Afghanistan

Pakistan Imposes 10% Fee on Afghan Transit Goods, Sparking Criticism

Pakistan’s Federal Board of Revenue (FBR) has imposed a 10% processing fee on dozens of categories of Afghan transit goods entering the country.

Pakistani media reported that this electronic fee will apply to five new categories of goods, including agricultural tools, cranes, electronic waste, and data-processing machines.

However, the Afghanistan–Pakistan Joint Chamber of Commerce has described the imposition of this 10% fee by the FBR as harmful.
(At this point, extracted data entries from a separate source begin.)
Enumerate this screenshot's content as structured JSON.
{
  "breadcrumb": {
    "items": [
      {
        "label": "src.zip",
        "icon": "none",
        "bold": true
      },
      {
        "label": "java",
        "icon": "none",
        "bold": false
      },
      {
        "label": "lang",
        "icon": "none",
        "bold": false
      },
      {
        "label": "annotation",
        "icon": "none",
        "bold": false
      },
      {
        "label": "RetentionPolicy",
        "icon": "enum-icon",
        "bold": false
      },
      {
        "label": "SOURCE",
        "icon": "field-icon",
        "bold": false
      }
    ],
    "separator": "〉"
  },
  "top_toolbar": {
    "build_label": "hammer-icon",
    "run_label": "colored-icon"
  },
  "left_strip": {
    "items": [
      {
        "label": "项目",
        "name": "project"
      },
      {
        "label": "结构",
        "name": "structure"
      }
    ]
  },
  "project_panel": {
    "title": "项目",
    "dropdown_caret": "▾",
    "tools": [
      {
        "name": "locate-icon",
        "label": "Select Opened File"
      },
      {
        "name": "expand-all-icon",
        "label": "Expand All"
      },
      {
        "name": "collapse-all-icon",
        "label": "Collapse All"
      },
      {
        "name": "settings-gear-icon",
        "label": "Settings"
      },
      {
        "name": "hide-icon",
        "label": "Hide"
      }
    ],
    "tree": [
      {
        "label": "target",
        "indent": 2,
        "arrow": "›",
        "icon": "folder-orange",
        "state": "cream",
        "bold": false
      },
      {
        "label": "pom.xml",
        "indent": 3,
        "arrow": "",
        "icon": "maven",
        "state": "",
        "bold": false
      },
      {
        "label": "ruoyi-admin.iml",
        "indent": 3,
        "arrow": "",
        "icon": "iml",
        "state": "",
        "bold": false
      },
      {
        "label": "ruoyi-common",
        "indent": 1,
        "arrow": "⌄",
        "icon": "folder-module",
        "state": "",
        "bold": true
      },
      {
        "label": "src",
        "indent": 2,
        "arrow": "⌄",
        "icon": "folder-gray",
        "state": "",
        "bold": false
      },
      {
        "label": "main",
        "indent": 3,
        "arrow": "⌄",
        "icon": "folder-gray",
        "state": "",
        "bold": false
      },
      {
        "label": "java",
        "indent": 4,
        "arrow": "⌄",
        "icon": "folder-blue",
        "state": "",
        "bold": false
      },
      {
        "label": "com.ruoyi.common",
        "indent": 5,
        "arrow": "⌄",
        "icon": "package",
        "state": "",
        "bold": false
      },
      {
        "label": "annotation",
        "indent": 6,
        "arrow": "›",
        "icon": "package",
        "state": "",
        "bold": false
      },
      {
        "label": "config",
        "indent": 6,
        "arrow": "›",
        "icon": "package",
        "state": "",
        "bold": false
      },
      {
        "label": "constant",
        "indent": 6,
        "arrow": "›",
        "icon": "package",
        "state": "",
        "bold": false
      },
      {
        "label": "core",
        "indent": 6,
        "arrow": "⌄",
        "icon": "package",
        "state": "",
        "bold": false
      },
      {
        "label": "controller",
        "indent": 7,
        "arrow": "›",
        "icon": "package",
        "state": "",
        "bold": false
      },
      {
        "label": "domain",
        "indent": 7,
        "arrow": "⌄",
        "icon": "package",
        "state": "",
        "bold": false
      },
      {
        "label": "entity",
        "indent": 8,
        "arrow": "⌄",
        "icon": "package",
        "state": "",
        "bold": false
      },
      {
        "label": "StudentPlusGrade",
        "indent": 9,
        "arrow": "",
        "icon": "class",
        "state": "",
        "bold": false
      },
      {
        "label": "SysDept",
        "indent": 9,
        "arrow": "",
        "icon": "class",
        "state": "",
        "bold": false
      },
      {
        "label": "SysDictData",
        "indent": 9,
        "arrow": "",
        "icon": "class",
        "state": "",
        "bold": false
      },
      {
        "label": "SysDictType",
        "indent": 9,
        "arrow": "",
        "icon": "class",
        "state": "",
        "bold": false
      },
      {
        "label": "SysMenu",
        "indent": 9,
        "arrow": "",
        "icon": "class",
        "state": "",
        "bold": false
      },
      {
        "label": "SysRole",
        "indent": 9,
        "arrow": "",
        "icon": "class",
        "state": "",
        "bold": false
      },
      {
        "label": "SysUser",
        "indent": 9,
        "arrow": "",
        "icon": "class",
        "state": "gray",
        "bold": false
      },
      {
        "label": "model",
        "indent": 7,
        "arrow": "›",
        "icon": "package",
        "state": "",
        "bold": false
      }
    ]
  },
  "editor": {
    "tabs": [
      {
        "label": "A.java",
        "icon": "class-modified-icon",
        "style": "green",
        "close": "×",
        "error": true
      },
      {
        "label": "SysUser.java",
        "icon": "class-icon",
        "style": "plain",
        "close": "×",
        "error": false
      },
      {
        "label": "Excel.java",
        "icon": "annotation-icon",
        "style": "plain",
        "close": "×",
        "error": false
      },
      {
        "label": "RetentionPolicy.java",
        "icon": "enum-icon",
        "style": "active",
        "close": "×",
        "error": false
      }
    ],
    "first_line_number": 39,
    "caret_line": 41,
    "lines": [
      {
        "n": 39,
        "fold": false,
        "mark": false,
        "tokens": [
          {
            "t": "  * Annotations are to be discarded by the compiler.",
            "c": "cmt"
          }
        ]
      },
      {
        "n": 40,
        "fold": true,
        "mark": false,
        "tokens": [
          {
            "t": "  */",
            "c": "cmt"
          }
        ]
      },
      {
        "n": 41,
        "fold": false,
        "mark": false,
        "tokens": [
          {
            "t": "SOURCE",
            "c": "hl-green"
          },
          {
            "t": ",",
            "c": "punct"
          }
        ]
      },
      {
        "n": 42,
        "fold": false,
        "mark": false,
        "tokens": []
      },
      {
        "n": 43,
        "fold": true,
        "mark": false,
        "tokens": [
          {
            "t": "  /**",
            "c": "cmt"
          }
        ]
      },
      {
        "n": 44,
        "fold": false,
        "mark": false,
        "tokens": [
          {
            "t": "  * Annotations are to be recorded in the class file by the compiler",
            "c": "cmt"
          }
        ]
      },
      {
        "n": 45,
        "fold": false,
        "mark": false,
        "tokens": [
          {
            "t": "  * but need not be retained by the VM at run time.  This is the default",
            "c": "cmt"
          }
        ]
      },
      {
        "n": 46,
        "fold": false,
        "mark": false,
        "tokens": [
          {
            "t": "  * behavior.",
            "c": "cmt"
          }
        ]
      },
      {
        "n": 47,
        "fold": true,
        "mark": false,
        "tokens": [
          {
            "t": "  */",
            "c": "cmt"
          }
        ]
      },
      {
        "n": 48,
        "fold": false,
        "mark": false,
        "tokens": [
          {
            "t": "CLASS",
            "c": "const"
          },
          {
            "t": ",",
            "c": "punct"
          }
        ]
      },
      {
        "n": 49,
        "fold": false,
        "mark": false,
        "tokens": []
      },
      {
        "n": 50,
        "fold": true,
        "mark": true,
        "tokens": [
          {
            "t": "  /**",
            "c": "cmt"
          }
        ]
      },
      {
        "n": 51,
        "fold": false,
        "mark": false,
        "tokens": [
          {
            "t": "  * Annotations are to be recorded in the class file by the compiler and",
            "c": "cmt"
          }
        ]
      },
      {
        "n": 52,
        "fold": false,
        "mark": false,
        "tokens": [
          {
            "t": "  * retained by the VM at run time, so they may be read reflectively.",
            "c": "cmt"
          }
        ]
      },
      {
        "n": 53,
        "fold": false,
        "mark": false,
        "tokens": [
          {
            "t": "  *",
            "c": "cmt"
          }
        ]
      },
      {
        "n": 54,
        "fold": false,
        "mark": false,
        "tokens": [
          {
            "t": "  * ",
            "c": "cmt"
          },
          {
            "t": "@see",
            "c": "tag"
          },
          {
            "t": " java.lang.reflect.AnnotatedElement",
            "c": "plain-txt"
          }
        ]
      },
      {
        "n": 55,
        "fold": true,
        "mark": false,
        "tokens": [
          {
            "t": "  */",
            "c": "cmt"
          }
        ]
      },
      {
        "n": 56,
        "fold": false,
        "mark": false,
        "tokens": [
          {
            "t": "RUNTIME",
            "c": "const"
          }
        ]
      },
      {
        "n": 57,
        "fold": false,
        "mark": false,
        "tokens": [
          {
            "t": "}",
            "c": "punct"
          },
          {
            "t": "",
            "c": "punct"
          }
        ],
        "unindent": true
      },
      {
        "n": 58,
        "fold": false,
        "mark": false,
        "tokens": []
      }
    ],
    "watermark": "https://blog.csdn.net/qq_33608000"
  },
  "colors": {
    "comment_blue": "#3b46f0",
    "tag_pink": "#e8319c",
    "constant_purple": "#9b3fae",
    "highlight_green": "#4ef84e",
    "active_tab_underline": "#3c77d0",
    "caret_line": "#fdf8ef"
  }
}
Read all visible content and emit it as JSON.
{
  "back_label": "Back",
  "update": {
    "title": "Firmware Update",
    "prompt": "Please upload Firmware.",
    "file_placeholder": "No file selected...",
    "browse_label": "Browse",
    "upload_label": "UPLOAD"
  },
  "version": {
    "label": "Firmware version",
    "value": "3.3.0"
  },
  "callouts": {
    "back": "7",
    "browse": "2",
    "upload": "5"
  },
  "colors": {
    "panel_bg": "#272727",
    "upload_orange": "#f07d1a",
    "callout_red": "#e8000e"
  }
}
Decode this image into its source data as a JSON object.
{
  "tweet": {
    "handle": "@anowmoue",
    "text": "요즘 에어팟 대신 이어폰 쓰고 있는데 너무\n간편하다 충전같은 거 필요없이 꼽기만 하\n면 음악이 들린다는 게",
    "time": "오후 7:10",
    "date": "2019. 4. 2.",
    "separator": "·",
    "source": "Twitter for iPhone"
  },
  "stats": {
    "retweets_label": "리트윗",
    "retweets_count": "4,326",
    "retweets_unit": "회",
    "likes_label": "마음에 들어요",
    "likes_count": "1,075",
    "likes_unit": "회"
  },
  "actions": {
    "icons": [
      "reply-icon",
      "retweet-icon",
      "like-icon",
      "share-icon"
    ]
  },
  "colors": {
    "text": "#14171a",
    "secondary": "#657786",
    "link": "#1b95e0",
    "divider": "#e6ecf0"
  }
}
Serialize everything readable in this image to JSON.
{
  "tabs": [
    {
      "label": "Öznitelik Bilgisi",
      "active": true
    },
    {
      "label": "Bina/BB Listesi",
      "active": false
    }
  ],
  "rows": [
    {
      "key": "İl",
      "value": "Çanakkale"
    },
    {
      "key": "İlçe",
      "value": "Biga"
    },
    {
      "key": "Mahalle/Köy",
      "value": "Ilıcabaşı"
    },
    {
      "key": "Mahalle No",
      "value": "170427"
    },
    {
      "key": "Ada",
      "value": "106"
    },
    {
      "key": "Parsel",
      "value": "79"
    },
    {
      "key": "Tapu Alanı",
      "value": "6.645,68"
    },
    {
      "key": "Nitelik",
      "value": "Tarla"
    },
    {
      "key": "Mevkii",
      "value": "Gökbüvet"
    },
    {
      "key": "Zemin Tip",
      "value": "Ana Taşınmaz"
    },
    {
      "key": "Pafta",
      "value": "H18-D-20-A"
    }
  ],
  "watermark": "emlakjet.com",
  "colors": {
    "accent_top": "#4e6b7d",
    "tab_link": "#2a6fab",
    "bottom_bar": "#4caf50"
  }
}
Naqibullah Safi, Executive Director of the Afghanistan–Pakistan Joint Chamber of Commerce, stated: “According to a letter from Pakistan’s Directorate General of Customs, some Afghan transit goods have been exempted from the 10% processing fee; however, a significant number of items—mainly machinery—have been included.”

Meanwhile, some traders and economic experts have criticized Pakistan’s conduct in trade and transit relations with Kabul, stressing the need to develop alternative trade routes to expand Afghanistan’s commercial and transit options.

Abdul Jabbar Safi, head of the Kabul Industrialists Association, said: “Pakistan, in violation of international norms, imposes such tariffs under the pretext of economic strengthening or other reasons. This damages Afghanistan’s trade and causes us serious challenges.”

Abdul Zahoor Mudaber, an economic analyst, noted: “Given the political tensions we are experiencing with Pakistan, a viable alternative could be Iran via Chabahar.”

Pakistani media stated that the purpose of the new fee on Afghanistan-bound transit goods is to prevent the misuse of Afghanistan’s lower customs tariffs, boost tax revenue, and enhance transparency in Pakistan’s trade processes.